"Why do professional advisors invite a dialogue about philanthropy? Because their clients expect them to." - From the Forum for Regional Grantmakers, written by Andrew Spurrier and Nancy Roberts Connecticut Council for Philanthropy.
Actually, maybe advisors should discuss life, vision, values, goals, dreams, hopes and aspirations with their clients. They should discuss what it means to have a successful life or a successful plan. They might discuss what keeps a client awake at night, or the client's sense of what his or her community needs. The advisor might disucss leadership, whether client wishes to be engaged as volunteer, Board member, a civic leader, an agent for constructive change.

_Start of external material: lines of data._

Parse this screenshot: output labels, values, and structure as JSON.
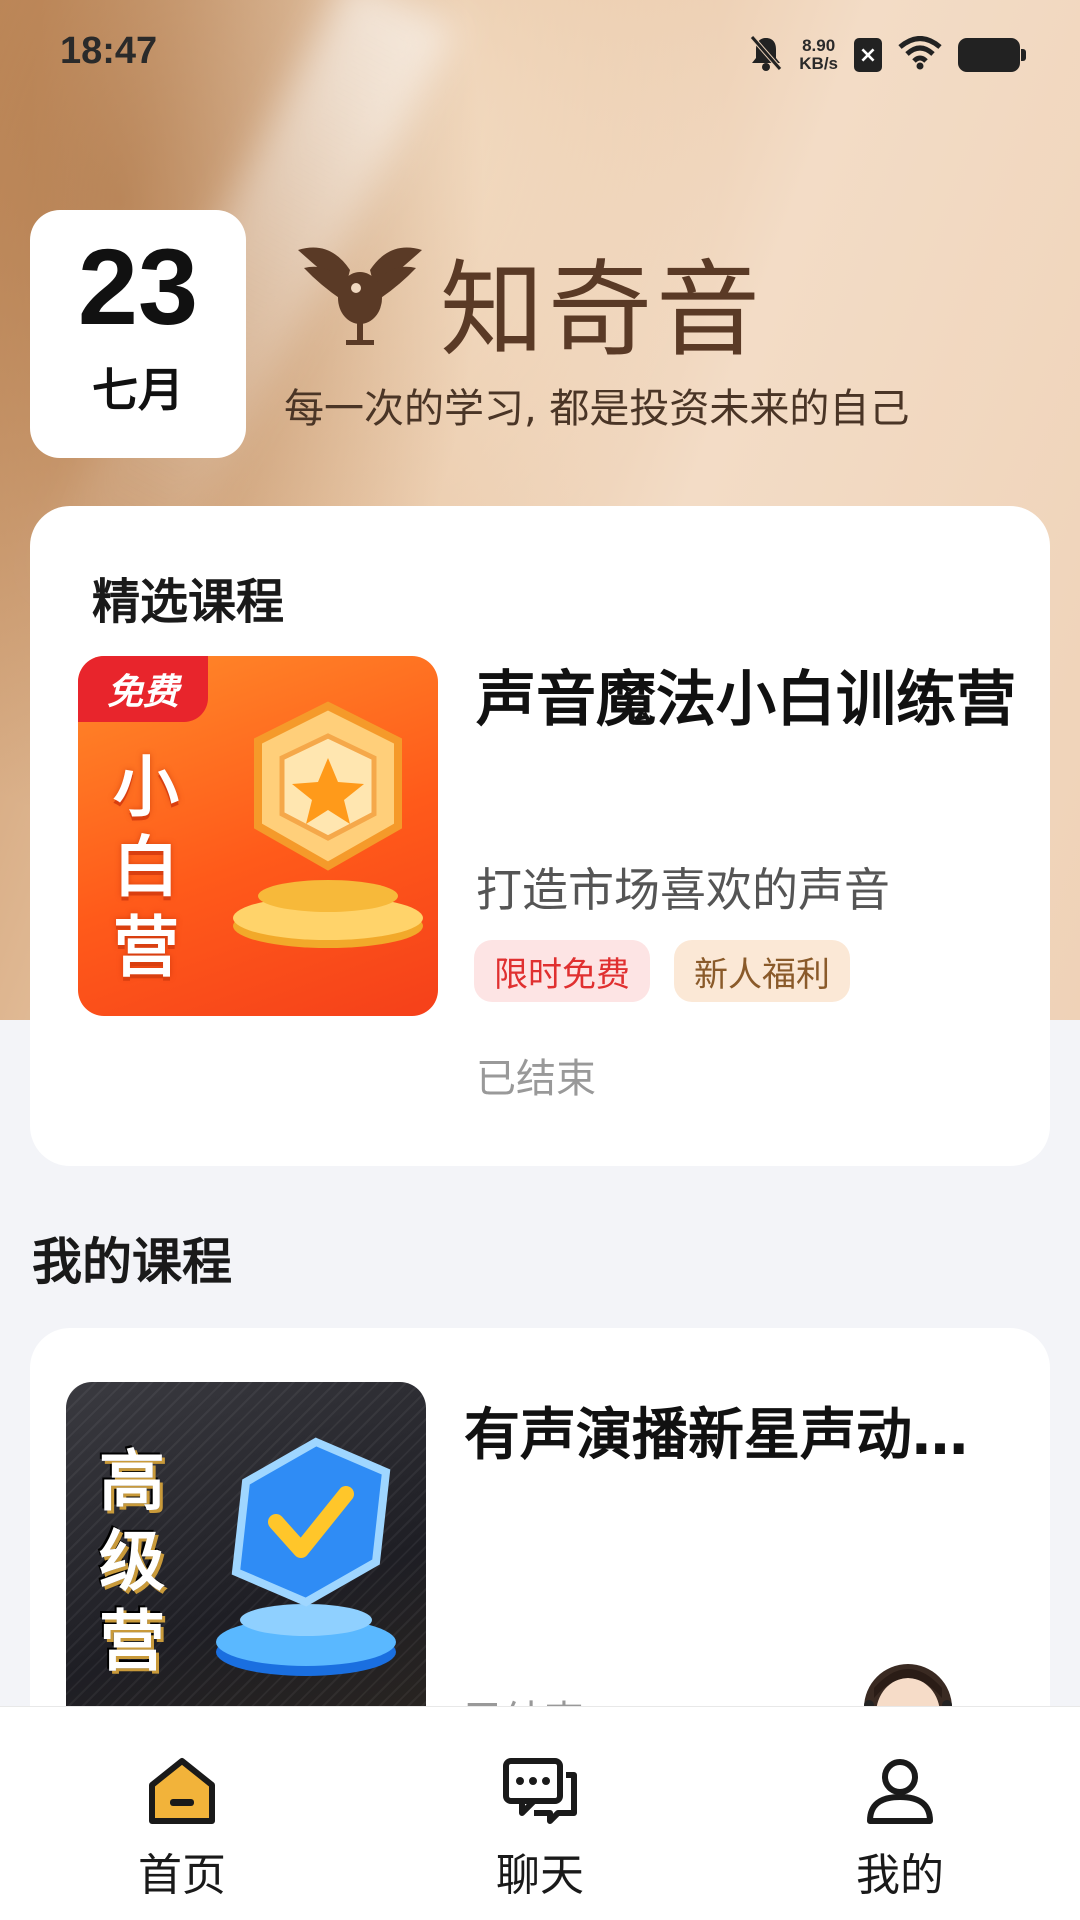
{
  "status_bar": {
    "time": "18:47",
    "net_speed_value": "8.90",
    "net_speed_unit": "KB/s",
    "icons": [
      "bell-mute-icon",
      "sim-icon",
      "wifi-icon",
      "battery-icon"
    ]
  },
  "header": {
    "date_day": "23",
    "date_month": "七月",
    "brand_name": "知奇音",
    "slogan": "每一次的学习, 都是投资未来的自己"
  },
  "featured": {
    "section_title": "精选课程",
    "thumb_badge": "免费",
    "thumb_text": "小白营",
    "course_name": "声音魔法小白训练营",
    "course_sub": "打造市场喜欢的声音",
    "tags": [
      "限时免费",
      "新人福利"
    ],
    "status": "已结束"
  },
  "my_courses": {
    "section_title": "我的课程",
    "thumb_text": "高级营",
    "course_name": "有声演播新星声动…",
    "status": "已结束"
  },
  "bottom_nav": {
    "items": [
      {
        "label": "首页",
        "icon": "home-icon"
      },
      {
        "label": "聊天",
        "icon": "chat-icon"
      },
      {
        "label": "我的",
        "icon": "profile-icon"
      }
    ]
  },
  "colors": {
    "accent_red": "#e03030",
    "accent_gold": "#8a5a2a",
    "brand_brown": "#5a3a26"
  }
}
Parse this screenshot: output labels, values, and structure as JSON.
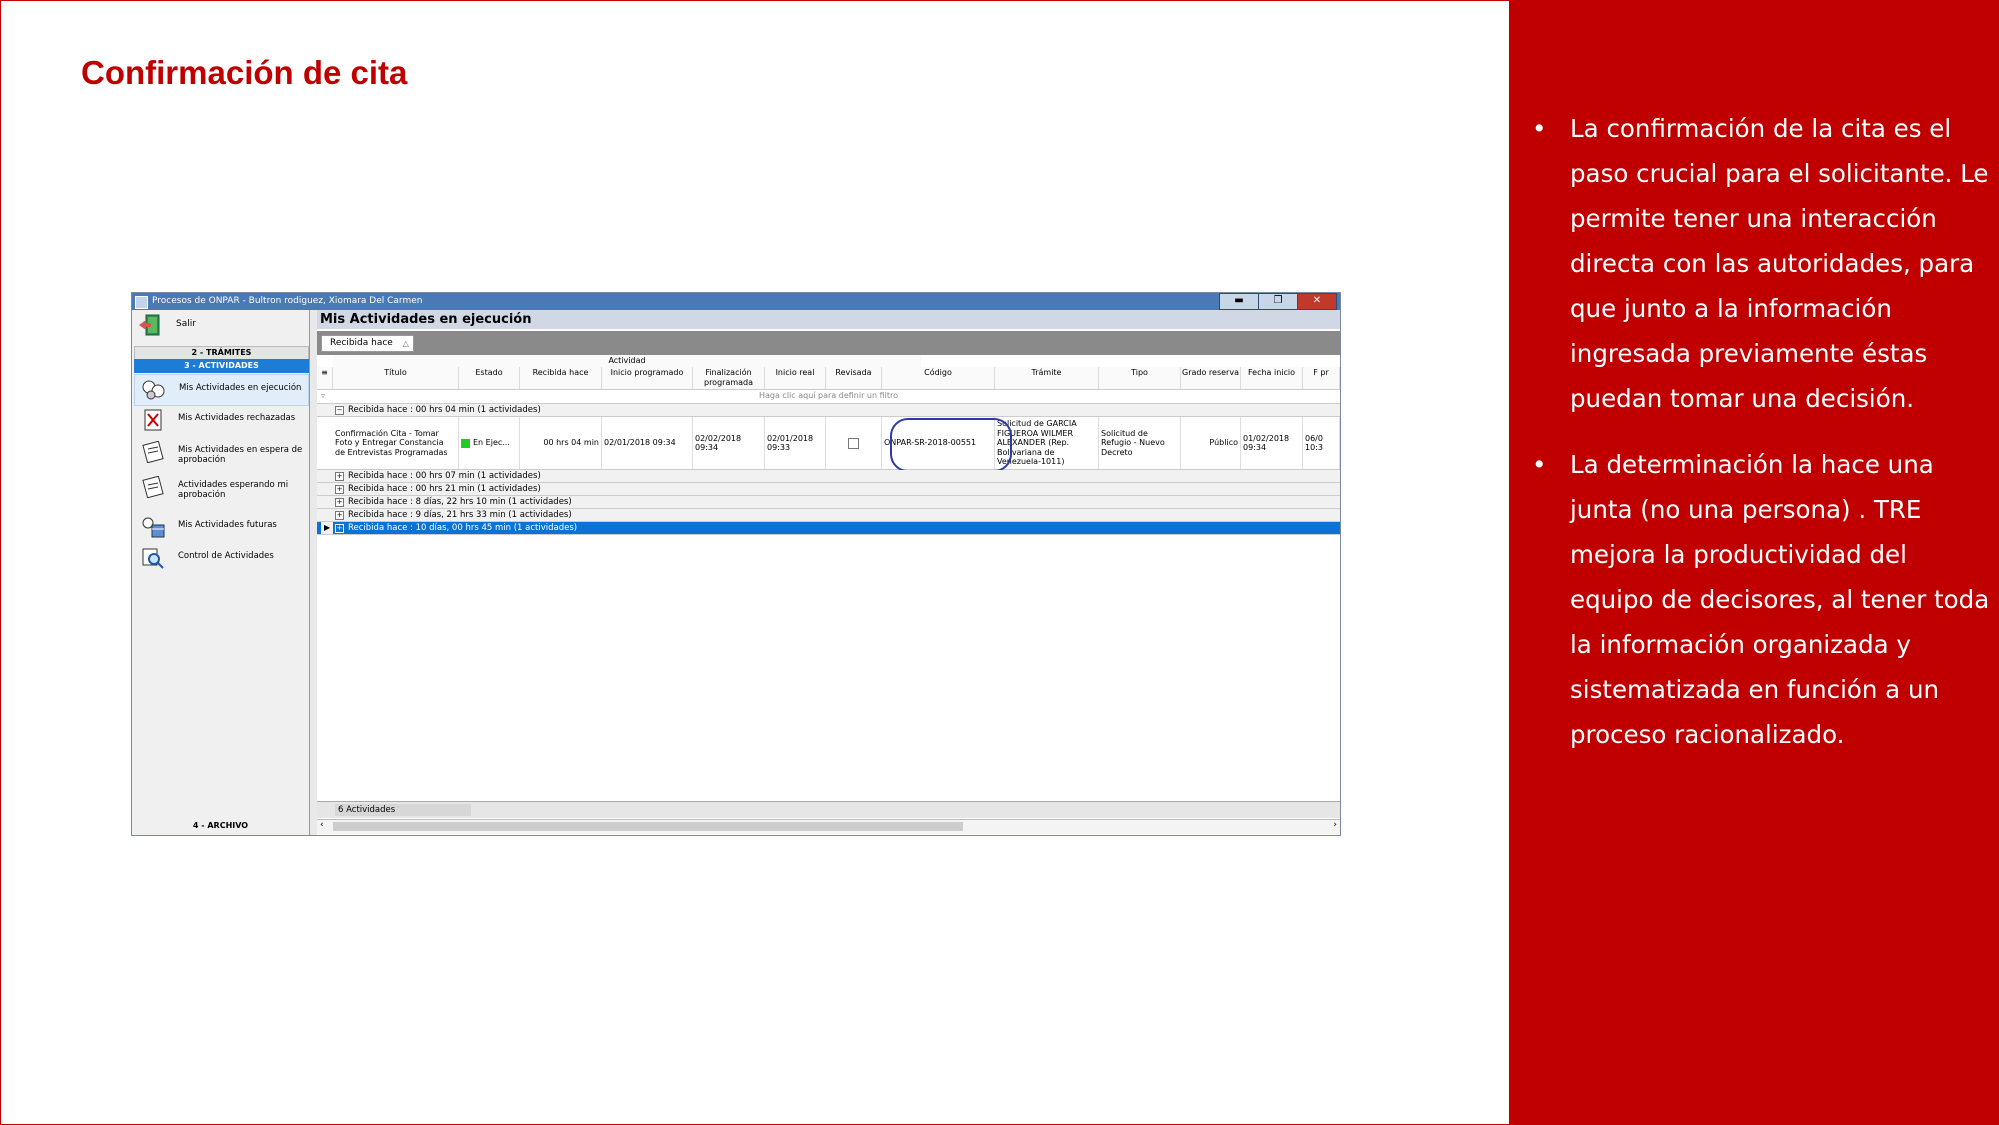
{
  "slide": {
    "title": "Confirmación de cita",
    "bullets": [
      "La confirmación de la cita es el paso crucial para el solicitante. Le permite tener una interacción directa con las autoridades, para que junto a la información ingresada previamente éstas puedan tomar una decisión.",
      "La determinación la hace una junta (no una persona) . TRE mejora la productividad del equipo de decisores, al tener toda la información organizada y sistematizada en función a un proceso racionalizado."
    ],
    "accent_color": "#c00000"
  },
  "window": {
    "title": "Procesos de ONPAR - Bultron rodiguez, Xiomara Del Carmen",
    "minimize": "▬",
    "restore": "❐",
    "close": "✕"
  },
  "nav": {
    "exit_label": "Salir",
    "sec_tramites": "2 - TRÁMITES",
    "sec_actividades": "3 - ACTIVIDADES",
    "sec_archivo": "4 - ARCHIVO",
    "items": [
      {
        "label": "Mis Actividades en ejecución",
        "icon": "activities-running-icon"
      },
      {
        "label": "Mis Actividades rechazadas",
        "icon": "rejected-icon"
      },
      {
        "label": "Mis Actividades en espera de aprobación",
        "icon": "pending-approval-icon"
      },
      {
        "label": "Actividades esperando mi aprobación",
        "icon": "awaiting-my-approval-icon"
      },
      {
        "label": "Mis Actividades futuras",
        "icon": "calendar-icon"
      },
      {
        "label": "Control de Actividades",
        "icon": "magnifier-icon"
      }
    ]
  },
  "main": {
    "title": "Mis Actividades en ejecución",
    "group_chip": "Recibida hace",
    "group_sort": "△",
    "activity_header": "Actividad",
    "columns": [
      "Título",
      "Estado",
      "Recibida hace",
      "Inicio programado",
      "Finalización programada",
      "Inicio real",
      "Revisada",
      "Código",
      "Trámite",
      "Tipo",
      "Grado reserva",
      "Fecha inicio",
      "F pr"
    ],
    "filter_hint": "Haga clic aquí para definir un filtro",
    "groups": [
      "Recibida hace : 00 hrs 04 min (1 actividades)",
      "Recibida hace : 00 hrs 07 min (1 actividades)",
      "Recibida hace : 00 hrs 21 min (1 actividades)",
      "Recibida hace : 8 días, 22 hrs 10 min (1 actividades)",
      "Recibida hace : 9 días, 21 hrs 33 min (1 actividades)",
      "Recibida hace : 10 días, 00 hrs 45 min (1 actividades)"
    ],
    "row": {
      "titulo": "Confirmación Cita - Tomar Foto y Entregar Constancia de Entrevistas Programadas",
      "estado": "En Ejec...",
      "recibida": "00 hrs 04 min",
      "inicio_prog": "02/01/2018 09:34",
      "fin_prog": "02/02/2018 09:34",
      "inicio_real": "02/01/2018 09:33",
      "codigo": "ONPAR-SR-2018-00551",
      "tramite": "Solicitud de GARCIA FIGUEROA WILMER ALEXANDER (Rep. Bolivariana de Venezuela-1011)",
      "tipo": "Solicitud de Refugio - Nuevo Decreto",
      "grado": "Público",
      "fecha_inicio": "01/02/2018 09:34",
      "f_pr": "06/0 10:3"
    },
    "footer_count": "6 Actividades"
  }
}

The advisor might discuss the client's aspirations for children, and the role of generosity and volunteering in child-rearing.When advisors rise to this level of intimacy and vision, "philanthropy" becomes not the end, but the means to what the client cherishes, now, later, and forever. Sometimes, the word philanthropy is not even used. Instead the client may talk of stewardship, "social investment," giving back, paying it forward, getting engaged, downshifting, taking a leadership role, taking on an important issue, leaving a legacy, being a giver, or making a tithe.
Talk about making a difference - and most are interested. Ask about philanthropy and very few rise to the question. Ask about children and money, and the parents get up, close the door, and bend forward with faces interested and conerned. From there, from that point of passion, to giving, the conversation readily takes it own course. We all want a better world for our children, and children who are healthy minded and productive citizens. You can't get there without giving.